The Akitas, which don’t have enough data in our database yet (so please send your results in!) show an intriguing trend that would be nice to confirm with more data. The American Akitas look like they are fairly related to one another ( half the breed is unrelated on average)  and the Japanese Akitas are more related to one another (42.3% is unrelated on average to each dog.) We know that these two populations have the same alleles as one another, but in different frequencies, and some say these are different breeds altogether. Research shows they are one breed in two varieties, precisely because they have nearly all the same alleles. (By contrast, Poodles and Akitas have very different sets of alleles, both in frequency and in actual alleles.) For Akita “blends”, dogs with some of each group in their recent ancestry, the Genetic Relatedness average is super low – and each dog has a large percentage of the population that is unrelated to it. Strictly from a health standpoint, that shows an opportunity for each population to bring in diversity to their population from the other “variety” without outcrossing to an entirely different breed. Politically this is controversial – scientifically, it’s an obvious choice.

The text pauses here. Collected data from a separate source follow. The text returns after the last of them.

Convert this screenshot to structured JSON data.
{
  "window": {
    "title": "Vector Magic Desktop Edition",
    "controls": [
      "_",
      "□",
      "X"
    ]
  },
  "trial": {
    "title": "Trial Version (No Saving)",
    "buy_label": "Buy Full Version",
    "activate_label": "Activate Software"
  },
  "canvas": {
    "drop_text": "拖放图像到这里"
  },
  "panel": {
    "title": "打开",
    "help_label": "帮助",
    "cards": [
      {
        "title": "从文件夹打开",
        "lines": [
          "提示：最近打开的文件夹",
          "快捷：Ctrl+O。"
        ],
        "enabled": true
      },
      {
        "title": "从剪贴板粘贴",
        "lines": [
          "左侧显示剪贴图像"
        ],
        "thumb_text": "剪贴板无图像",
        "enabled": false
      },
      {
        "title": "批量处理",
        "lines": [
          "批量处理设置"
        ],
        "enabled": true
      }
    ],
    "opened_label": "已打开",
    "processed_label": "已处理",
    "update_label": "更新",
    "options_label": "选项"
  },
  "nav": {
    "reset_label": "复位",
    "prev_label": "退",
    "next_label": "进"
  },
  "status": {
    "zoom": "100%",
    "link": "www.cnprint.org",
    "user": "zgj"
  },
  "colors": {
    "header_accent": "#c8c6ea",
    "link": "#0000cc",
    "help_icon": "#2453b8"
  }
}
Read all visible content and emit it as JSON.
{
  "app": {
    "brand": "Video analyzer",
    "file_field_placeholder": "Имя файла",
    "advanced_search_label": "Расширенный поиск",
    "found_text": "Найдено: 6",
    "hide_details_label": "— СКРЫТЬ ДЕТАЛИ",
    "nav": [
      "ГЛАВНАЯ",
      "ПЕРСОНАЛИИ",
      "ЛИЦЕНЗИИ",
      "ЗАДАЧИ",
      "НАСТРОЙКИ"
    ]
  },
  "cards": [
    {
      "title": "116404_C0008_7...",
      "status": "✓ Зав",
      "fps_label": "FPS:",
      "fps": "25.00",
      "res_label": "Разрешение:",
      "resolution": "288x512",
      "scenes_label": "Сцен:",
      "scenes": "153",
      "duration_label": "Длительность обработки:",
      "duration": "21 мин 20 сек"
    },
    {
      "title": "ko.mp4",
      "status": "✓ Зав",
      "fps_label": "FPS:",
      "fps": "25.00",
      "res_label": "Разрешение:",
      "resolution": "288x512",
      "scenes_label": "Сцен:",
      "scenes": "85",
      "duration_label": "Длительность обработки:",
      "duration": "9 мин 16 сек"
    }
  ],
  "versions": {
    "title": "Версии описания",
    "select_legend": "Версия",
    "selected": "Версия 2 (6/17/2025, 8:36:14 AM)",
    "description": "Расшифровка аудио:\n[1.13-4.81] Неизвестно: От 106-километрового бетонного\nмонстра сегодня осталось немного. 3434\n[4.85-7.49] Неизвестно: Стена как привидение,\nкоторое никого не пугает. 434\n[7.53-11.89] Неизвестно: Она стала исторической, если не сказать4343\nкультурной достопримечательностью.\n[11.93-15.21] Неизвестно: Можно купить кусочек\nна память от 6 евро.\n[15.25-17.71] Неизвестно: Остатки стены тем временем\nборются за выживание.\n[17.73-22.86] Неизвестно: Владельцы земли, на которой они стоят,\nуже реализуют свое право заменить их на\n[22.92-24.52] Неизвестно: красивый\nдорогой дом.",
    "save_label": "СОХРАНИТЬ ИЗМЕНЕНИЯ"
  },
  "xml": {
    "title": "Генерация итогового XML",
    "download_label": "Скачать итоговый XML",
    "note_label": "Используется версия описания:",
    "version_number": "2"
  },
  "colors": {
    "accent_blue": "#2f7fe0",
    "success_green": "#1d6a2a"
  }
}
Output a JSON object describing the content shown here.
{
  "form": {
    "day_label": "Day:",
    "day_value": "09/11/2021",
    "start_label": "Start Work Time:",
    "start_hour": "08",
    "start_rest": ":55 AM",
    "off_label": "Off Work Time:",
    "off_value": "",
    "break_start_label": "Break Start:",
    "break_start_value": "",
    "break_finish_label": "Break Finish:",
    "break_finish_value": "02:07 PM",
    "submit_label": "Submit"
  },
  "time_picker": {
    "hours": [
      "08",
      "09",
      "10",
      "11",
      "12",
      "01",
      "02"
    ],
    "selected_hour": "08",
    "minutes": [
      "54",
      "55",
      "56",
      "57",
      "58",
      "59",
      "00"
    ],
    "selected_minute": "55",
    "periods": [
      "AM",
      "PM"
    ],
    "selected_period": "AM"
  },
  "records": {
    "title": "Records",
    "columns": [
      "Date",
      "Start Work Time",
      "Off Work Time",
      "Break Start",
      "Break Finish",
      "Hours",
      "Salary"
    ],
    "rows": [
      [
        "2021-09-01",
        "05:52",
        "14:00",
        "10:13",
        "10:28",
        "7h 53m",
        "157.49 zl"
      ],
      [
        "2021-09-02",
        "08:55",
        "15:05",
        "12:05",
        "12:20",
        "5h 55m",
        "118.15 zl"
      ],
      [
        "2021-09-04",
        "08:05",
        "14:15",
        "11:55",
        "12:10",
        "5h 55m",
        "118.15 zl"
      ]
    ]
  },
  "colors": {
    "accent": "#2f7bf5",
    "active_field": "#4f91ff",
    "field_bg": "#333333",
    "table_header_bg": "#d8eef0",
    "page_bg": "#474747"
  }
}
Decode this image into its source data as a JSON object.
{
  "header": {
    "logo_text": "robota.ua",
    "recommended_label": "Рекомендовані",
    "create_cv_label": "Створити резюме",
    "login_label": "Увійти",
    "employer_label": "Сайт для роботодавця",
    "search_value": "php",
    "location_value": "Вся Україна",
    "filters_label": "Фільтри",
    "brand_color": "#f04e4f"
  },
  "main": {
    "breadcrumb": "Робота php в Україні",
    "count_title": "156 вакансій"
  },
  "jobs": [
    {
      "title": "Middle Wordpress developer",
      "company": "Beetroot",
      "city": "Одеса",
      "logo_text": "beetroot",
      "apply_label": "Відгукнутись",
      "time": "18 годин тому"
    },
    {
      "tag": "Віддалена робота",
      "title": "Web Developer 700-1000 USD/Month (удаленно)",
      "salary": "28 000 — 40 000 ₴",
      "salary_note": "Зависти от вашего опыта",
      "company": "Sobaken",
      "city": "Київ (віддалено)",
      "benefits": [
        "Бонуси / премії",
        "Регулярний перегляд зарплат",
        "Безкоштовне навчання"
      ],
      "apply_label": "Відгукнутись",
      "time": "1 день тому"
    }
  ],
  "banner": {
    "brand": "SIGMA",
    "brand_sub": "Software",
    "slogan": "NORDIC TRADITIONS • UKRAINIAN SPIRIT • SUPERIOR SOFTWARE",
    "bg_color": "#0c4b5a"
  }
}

It’s clear from these numbers that it is possible to develop a reasonable picture of each breed as a whole. What’s more, the breed average GR can give breeders a baseline for their dogs and their future choices.

When selecting mates for dogs, it’s important to look for dogs with very low genetic relatedness, but ones that have complementary type. We can see type we like from the outside, and if you are a serious breeder you know what type you want for each breeding.  We cannot, however, see genetic relatedness.

Using the GR values, however, there is usually a choice of unrelated dogs for every other dog. Whenever possible, select dogs that are unrelated – we color code those dogs in blue on the Genetic Relationships and Potential Breedings pages. If you want to breed to a specific dog, and its color code indicates it’s as genetically related to your dog as a close relative, only do so if you have a complete history of several generations for each dog, AND if they aren’t highly typical for the breed (you can tell by the Outlier Index).

Also, please only select dogs below the breed average GR. If both parents are highly typical for the breed ( have lower than breed average OI), and you breed them, you are only contributing to depletion of diversity unnecessarily. You might have to look a little harder to find a suitable mate, but each breed has options, and by selecting an unrelated mate you will know at least three things:

  • First, you are preserving the existing genetic diversity in your breed.
  • Second, you are lowering risks for known or unknown recessive genetic diseases.
  • Third, you are lowering risks for complex diseases that may also be lurking in your breed.